Evaluates whether a model requires retraining based on drift detection, scheduled intervals, or manual triggers.

Overview

Property Value
Trigger Step Functions state machine
Runtime Python 3.11
Timeout 30 seconds
Memory 256 MB

Input Schema

{
    "model_name": "PascalStrategy",  # Required
    "force": false,                   # Optional, forces retraining
    "manual_trigger": false           # Optional, marks as manual request
}

Output Schema

{
    "model_name": "PascalStrategy",
    "decision": "needs_retraining",  # needs_retraining | recently_trained | no_retraining | invalid_model
    "trigger": "drift_detected",     # manual | drift_detected | scheduled
    "reason": "Significant drift detected (PSI=0.350)",
    "hours_since_retrain": 168.5,
    "days_since_retrain": 7,
    "drift_severity": "significant",
    "drift_psi": 0.35
}

Environment Variables

Variable Required Default Description
DYNAMODB_TABLE_NAME Yes - State repository table
DRIFT_STATE_TABLE No "tradai-drift-state" Drift state table
RETRAINING_STATE_TABLE No "tradai-retraining-state" Retraining state table
RETRAINING_INTERVAL_DAYS No 7 Days between scheduled retraining
MIN_HOURS_BETWEEN_RETRAINING No 24 Minimum hours between attempts
ALLOWED_MODELS No "" (all) Comma-separated allowlist of valid model names.
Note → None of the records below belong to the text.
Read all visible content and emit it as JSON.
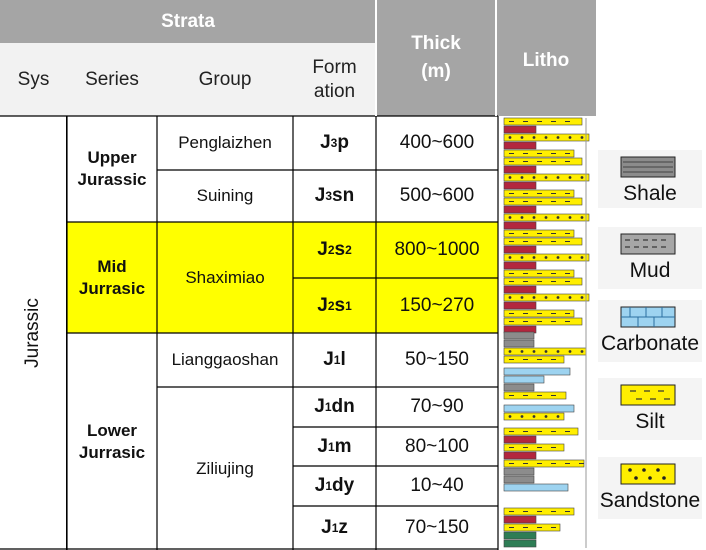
{
  "header": {
    "strata": "Strata",
    "sys": "Sys",
    "series": "Series",
    "group": "Group",
    "formation": "Form ation",
    "thick": "Thick (m)",
    "litho": "Litho"
  },
  "system": "Jurassic",
  "series": [
    {
      "name": "Upper Jurassic"
    },
    {
      "name": "Mid Jurrasic"
    },
    {
      "name": "Lower Jurrasic"
    }
  ],
  "groups": [
    "Penglaizhen",
    "Suining",
    "Shaximiao",
    "Lianggaoshan",
    "Ziliujing"
  ],
  "rows": [
    {
      "formation_main": "J",
      "formation_sub": "3",
      "formation_rest": "p",
      "formation_sup": "",
      "thick": "400~600"
    },
    {
      "formation_main": "J",
      "formation_sub": "3",
      "formation_rest": "sn",
      "formation_sup": "",
      "thick": "500~600"
    },
    {
      "formation_main": "J",
      "formation_sub": "2",
      "formation_rest": "s",
      "formation_sup": "2",
      "thick": "800~1000"
    },
    {
      "formation_main": "J",
      "formation_sub": "2",
      "formation_rest": "s",
      "formation_sup": "1",
      "thick": "150~270"
    },
    {
      "formation_main": "J",
      "formation_sub": "1",
      "formation_rest": "l",
      "formation_sup": "",
      "thick": "50~150"
    },
    {
      "formation_main": "J",
      "formation_sub": "1",
      "formation_rest": "dn",
      "formation_sup": "",
      "thick": "70~90"
    },
    {
      "formation_main": "J",
      "formation_sub": "1",
      "formation_rest": "m",
      "formation_sup": "",
      "thick": "80~100"
    },
    {
      "formation_main": "J",
      "formation_sub": "1",
      "formation_rest": "dy",
      "formation_sup": "",
      "thick": "10~40"
    },
    {
      "formation_main": "J",
      "formation_sub": "1",
      "formation_rest": "z",
      "formation_sup": "",
      "thick": "70~150"
    }
  ],
  "legend": [
    {
      "label": "Shale",
      "icon": "shale-swatch-icon"
    },
    {
      "label": "Mud",
      "icon": "mud-swatch-icon"
    },
    {
      "label": "Carbonate",
      "icon": "carbonate-swatch-icon"
    },
    {
      "label": "Silt",
      "icon": "silt-swatch-icon"
    },
    {
      "label": "Sandstone",
      "icon": "sandstone-swatch-icon"
    }
  ],
  "colors": {
    "header_bg": "#a5a5a5",
    "highlight": "#ffff00",
    "shale": "#8c8c8c",
    "mud": "#a6a6a6",
    "carbonate": "#9dd3f0",
    "silt": "#ffee00",
    "sandstone": "#ffee00",
    "red_bed": "#b3263e",
    "green_bed": "#2e7d55"
  }
}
When set, only listed models are accepted; others return invalid_model. Empty string permits any model that passes format validation.

Decision Logic

flowchart TD
    A[Start] --> V{model_name format valid?}
    V -->|No| X[INVALID_MODEL]
    V -->|Yes| AL{In ALLOWED_MODELS?}
    AL -->|No| X
    AL -->|Yes / allowlist empty| B{Force or manual_trigger?}
    B -->|Yes| C[NEEDS_RETRAINING: MANUAL]
    B -->|No| MH{Hours since last retrain?}
    MH -->|< min_hours| I[RECENTLY_TRAINED]
    MH -->|>= min_hours| D{Check drift state}
    D -->|Significant drift| E[NEEDS_RETRAINING: DRIFT_DETECTED]
    D -->|No drift| F{Days since last?}
    F -->|>= interval| H[NEEDS_RETRAINING: SCHEDULED]
    F -->|< interval| J[NO_RETRAINING]

Key Features

  • Input validation: rejects model_name not matching ^[A-Z][A-Za-z0-9_]{1,49}\Z (PascalCase identifier, max 50 chars, \Z blocks trailing newlines)
  • Allowlist gate: when ALLOWED_MODELS is set, rejects any model not in the list — prevents bogus strategy names from wasting Fargate compute
  • Checks drift severity against thresholds
  • Validates minimum interval between retraining attempts
  • Supports forced retraining and manual triggers
  • Returns decision rationale for audit trail

Step Functions Integration

The Lambda feeds the EvaluateRetrainingNeed Choice state, which branches on $.check_result.decision:

Decision Route
needs_retraining RunRetraining (ECS Fargate)
invalid_model HandleInvalidModelNotifyFailure
recently_trained / no_retraining SkipRetraining

See infra/compute/asl_templates/retraining_workflow.json.j2 for the full ASL definition.